Mixed grades on personal disaster readiness 2 years after North Bay fires
You’d think by now I’d know better.
Living in Napa Valley, my family has experienced floods, earthquakes, wildfires and the occasional school lockdown.
Ask me what I’ve done to prepare us for the next emergency or disaster, however, and I’m embarrassed to report almost nothing.
We have no emergency water or food supply, no “go bags,” no backup power source and no organized plan for evacuating our home, much less an idea where we’d go should we be forced to leave in a giant hurry. About the only preventative step we’ve taken is attaching a wrench to the gas meter in case we need to turn it off.
If disaster prep were a class, I’d receive a failing grade.
I can’t pinpoint one reason why this is so. Denial maybe? Feeling overwhelmed most of the time by other demands? Money?
Recently I shared my story with Pete Parkinson, former director of Sonoma County’s planning department, whose Bennett Ridge home was destroyed in the 2017 Nuns fire. If anyone knows the value of good planning, it’s a guy whose professional life was structured around that premise.
Sitting at the dining room table in Parkinson’s spacious new home, built on the site of the old one, we looked out picture windows at a wall of thick morning fog, which obscured otherwise magnificent views of Trione-Annadel State Park and the Mayacamas Mountains rising above Sonoma Valley.
Parkinson’s dog, Olive, sat nearby, shaking. She has a nervous nature, he said, but the fires seemed to ramp up her anxiety.
The night of Oct. 8, 2017, Parkinson, 65, and his wife hastily gathered their 9-year-old son, Henry, plus Olive and a few belongings and drove pell-mell out of their neighborhood ahead of flames racing across the ridgeline. When they returned a few days later, everything was gone.
Parkinson’s concern at the time wasn’t with wildfires. As a fourth-generation Californian, he was raised to fear earthquakes. In 1989, he was working for county government in Santa Cruz when the Loma Prieta earthquake struck.

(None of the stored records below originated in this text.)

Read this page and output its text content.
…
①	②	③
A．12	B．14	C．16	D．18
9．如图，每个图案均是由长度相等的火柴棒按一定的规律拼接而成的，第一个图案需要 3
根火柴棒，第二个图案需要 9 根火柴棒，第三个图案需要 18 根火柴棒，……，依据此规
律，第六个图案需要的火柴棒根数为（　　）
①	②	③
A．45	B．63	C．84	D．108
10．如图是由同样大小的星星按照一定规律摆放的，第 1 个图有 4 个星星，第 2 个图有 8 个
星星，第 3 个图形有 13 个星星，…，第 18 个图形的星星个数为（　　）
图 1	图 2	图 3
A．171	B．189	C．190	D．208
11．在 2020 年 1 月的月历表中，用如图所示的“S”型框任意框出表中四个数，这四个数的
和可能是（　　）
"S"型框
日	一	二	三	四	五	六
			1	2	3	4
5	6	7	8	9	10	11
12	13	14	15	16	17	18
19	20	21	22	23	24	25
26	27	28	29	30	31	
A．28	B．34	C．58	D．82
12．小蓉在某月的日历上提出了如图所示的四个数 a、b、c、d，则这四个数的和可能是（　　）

“It turned my professional life upside down for a couple of years. It was really traumatic, and so I was always worried about earthquakes here,” he said.

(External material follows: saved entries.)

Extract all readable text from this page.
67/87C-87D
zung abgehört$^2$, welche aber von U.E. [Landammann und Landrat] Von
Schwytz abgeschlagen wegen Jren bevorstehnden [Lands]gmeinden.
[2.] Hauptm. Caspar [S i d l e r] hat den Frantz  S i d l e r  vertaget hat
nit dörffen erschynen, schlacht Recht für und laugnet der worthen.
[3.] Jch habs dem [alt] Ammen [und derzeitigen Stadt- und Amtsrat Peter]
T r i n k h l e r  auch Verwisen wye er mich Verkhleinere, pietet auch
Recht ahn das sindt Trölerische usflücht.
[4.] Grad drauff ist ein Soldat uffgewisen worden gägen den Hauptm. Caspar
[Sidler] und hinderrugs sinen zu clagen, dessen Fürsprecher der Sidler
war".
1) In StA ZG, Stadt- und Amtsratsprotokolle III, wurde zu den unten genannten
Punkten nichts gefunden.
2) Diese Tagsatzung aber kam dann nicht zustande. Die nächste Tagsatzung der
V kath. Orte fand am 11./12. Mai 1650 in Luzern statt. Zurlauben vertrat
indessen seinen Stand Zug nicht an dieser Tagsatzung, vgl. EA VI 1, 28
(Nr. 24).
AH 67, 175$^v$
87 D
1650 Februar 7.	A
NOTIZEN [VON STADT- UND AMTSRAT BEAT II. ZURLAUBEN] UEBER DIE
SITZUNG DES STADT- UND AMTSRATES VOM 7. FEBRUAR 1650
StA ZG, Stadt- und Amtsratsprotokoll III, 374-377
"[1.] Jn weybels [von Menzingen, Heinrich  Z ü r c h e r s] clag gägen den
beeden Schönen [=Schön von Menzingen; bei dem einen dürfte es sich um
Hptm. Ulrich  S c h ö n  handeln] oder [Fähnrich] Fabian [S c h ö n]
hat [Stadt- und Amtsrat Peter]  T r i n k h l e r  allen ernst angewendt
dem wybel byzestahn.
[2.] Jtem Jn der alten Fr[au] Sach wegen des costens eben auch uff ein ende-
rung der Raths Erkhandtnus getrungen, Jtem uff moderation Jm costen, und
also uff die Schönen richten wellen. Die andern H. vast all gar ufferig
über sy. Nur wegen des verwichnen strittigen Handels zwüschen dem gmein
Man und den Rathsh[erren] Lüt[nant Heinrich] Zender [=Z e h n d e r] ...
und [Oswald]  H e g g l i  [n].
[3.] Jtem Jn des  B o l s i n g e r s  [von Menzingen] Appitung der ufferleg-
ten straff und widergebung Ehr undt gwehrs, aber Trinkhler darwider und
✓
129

Asked to grade himself on how well he was prepared for disaster prior to the 2017 blaze, Parkinson gave himself a C. And now? He made the case for a B.

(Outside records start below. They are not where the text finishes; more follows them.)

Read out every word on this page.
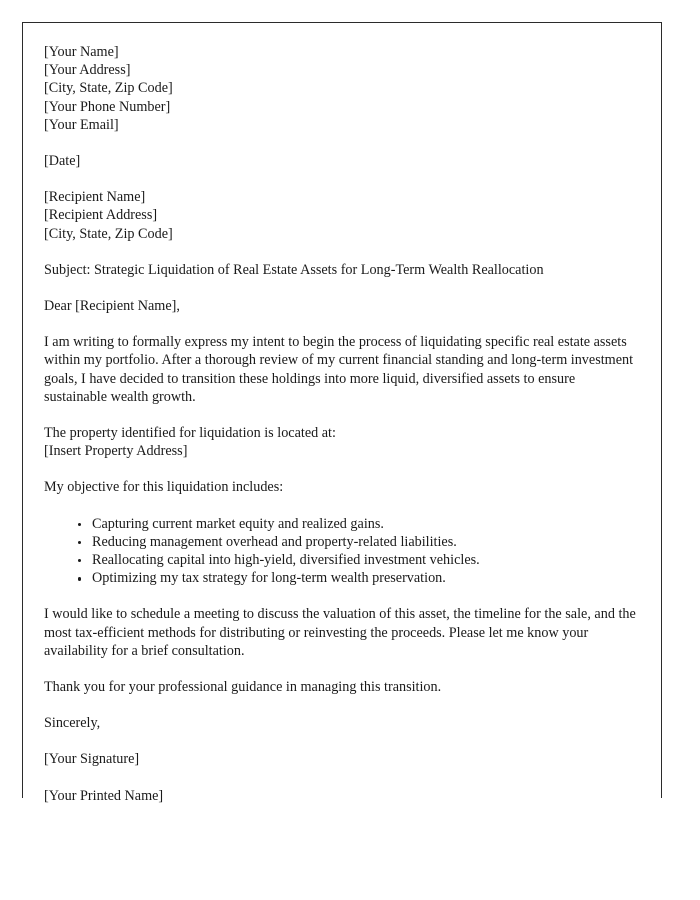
[Your Name]
[Your Address]
[City, State, Zip Code]
[Your Phone Number]
[Your Email]
[Date]
[Recipient Name]
[Recipient Address]
[City, State, Zip Code]
Subject: Strategic Liquidation of Real Estate Assets for Long-Term Wealth Reallocation
Dear [Recipient Name],
I am writing to formally express my intent to begin the process of liquidating specific real estate assets within my portfolio. After a thorough review of my current financial standing and long-term investment goals, I have decided to transition these holdings into more liquid, diversified assets to ensure sustainable wealth growth.
The property identified for liquidation is located at:
[Insert Property Address]
My objective for this liquidation includes:
Capturing current market equity and realized gains.
Reducing management overhead and property-related liabilities.
Reallocating capital into high-yield, diversified investment vehicles.
Optimizing my tax strategy for long-term wealth preservation.
I would like to schedule a meeting to discuss the valuation of this asset, the timeline for the sale, and the most tax-efficient methods for distributing or reinvesting the proceeds. Please let me know your availability for a brief consultation.
Thank you for your professional guidance in managing this transition.
Sincerely,
[Your Signature]
[Your Printed Name]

Parkinson views disaster preparedness mainly through the lens of structure and design, which in the case of his new home, includes the latest in modern fire-resistant construction, as well as landscaping designed to provide defensible space.
Two weeks after the family moved into their new home, November’s Kincade fire sparked fresh anxiety across the Bennett Ridge community. Parkinson said he and his wife have not made a disaster plan or otherwise checked off any boxes on the recommended list of things to have on hand during emergencies.
But, he said, they’ve been pretty busy.
“In fairness to us, we did just move back in, and that’s a job in and of itself,” Parkinson said.
My excuse? I don’t have one.
The night of the 2014 South Napa Earthquake, my wife and I were jolted awake at 3:20 a.m. by a demonic force that kept us pinned to our bed for 21 terrifying seconds.
When the shaking stopped, we threw on some clothes and ran across the hall to our kids’ rooms. When I tried opening our son’s door, I found the way blocked by his dresser. Putting my shoulder into the door, I managed to push it open far enough for him to scramble over the furniture and into my arms. We raced down the darkened hallway, catching up to my wife and daughter as they bolted for the front door.
The night of the North Bay fires in October 2017, my family attended a dinner party at a friend’s rented home at the base of Atlas Peak, northeast of Napa city limits. A few hours later, the house burned down and our friends barely escaped with their lives.
So I should know better. It’s even more embarrassing when you factor in my career as a journalist covering all kinds of emergencies and disasters. After every one, my wife and I discuss the urgent need to get better prepared. But then time passes, and we move on to things we think are more important in the here and now, like organizing playdates for the kids.
Susan Sloan empathized with those in my state of inaction when we talked recently about the challenges of disaster preparedness. She and her husband evacuated their Wikiup home north of Santa Rosa city limits in October 2017 as flames from the Tubbs fire raced to within 400 yards of the structure.
Sloan, 49, works for Sonoma County’s information technology department as a disaster recovery analyst. But prior to the 2017 firestorm she, like a lot of us, was not nearly as prepared to protect herself and her family as she could have been. Her self-assessed grade for that time: an abysmal D.